Varios gigantes lo acompañaron hasta la costa y vieron como prendía el faro. A los pocos minutos llegaba la lancha con unos marineros para recoger al príncipe.
--Alteza, estamos listos para partir.
El príncipe se volvió hacia los gigantes y les dijo:
--Muchas gracias, sin su ayuda me hubiera resultado muy difícil lograr mi cometido.
--No fue nada. Buen viaje.
El príncipe abordo la nave y posteriormente se dirigieron hacia su reino. Cuando llegaron los esperaba un carruaje que los condujo hasta el palacio.
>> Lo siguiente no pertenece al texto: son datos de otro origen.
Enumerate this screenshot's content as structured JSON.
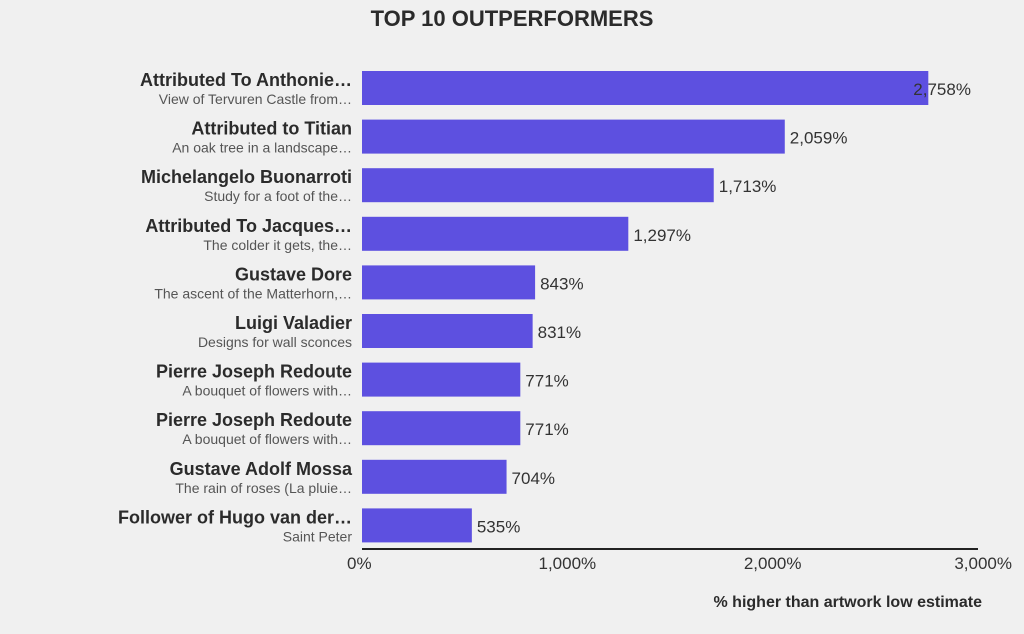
{
  "chart_data": {
    "type": "bar",
    "orientation": "horizontal",
    "title": "TOP 10 OUTPERFORMERS",
    "xlabel": "% higher than artwork low estimate",
    "xlim": [
      0,
      3000
    ],
    "ticks": [
      {
        "value": 0,
        "label": "0%"
      },
      {
        "value": 1000,
        "label": "1,000%"
      },
      {
        "value": 2000,
        "label": "2,000%"
      },
      {
        "value": 3000,
        "label": "3,000%"
      }
    ],
    "color": "#5d50e0",
    "items": [
      {
        "artist": "Attributed To Anthonie…",
        "artwork": "View of Tervuren Castle from…",
        "value": 2758,
        "label": "2,758%"
      },
      {
        "artist": "Attributed to Titian",
        "artwork": "An oak tree in a landscape…",
        "value": 2059,
        "label": "2,059%"
      },
      {
        "artist": "Michelangelo Buonarroti",
        "artwork": "Study for a foot of the…",
        "value": 1713,
        "label": "1,713%"
      },
      {
        "artist": "Attributed To Jacques…",
        "artwork": "The colder it gets, the…",
        "value": 1297,
        "label": "1,297%"
      },
      {
        "artist": "Gustave Dore",
        "artwork": "The ascent of the Matterhorn,…",
        "value": 843,
        "label": "843%"
      },
      {
        "artist": "Luigi Valadier",
        "artwork": "Designs for wall sconces",
        "value": 831,
        "label": "831%"
      },
      {
        "artist": "Pierre Joseph Redoute",
        "artwork": "A bouquet of flowers with…",
        "value": 771,
        "label": "771%"
      },
      {
        "artist": "Pierre Joseph Redoute",
        "artwork": "A bouquet of flowers with…",
        "value": 771,
        "label": "771%"
      },
      {
        "artist": "Gustave Adolf Mossa",
        "artwork": "The rain of roses (La pluie…",
        "value": 704,
        "label": "704%"
      },
      {
        "artist": "Follower of Hugo van der…",
        "artwork": "Saint Peter",
        "value": 535,
        "label": "535%"
      }
    ]
  }
}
Una vez ahí, el príncipe se dirigió hacia el salón del trono. Seguía estando de gala, los nobles lo veían con expectativa de saber que era lo que había traído de la tierra de los gigantes. El príncipe caminaba lentamente por el pasillo con el fardo que ocultaba lo que llevaba una vez que estuvo cerca del trono dijo:
--Padre, Madre. He hecho lo que se me pedía he ido hasta la tierra de los gigantes. Me han tratado bien y me han ayudado con mi encomienda. He traído lo que mi instinto me dijo era lo correcto, espero que sea lo que debía traer—En ese momento descubrió el libro dorado de piedras preciosas
--Muy bien hijo, ese es un tesoro invaluable—dijo la reina—especialmente, si tu sentiste que era lo adecuado. Felicidades.
--Así es hijo mío. Bien hecho. Toma tu tesoro y ve a tus aposentos a descansar.
El príncipe tomo su libro y subió a sus recamaras, y puso el libro en su escritorio. Y con curiosidad y orgullo lo comenzó a hojear por vez primera. Con la sensación de haber hecho algo importante.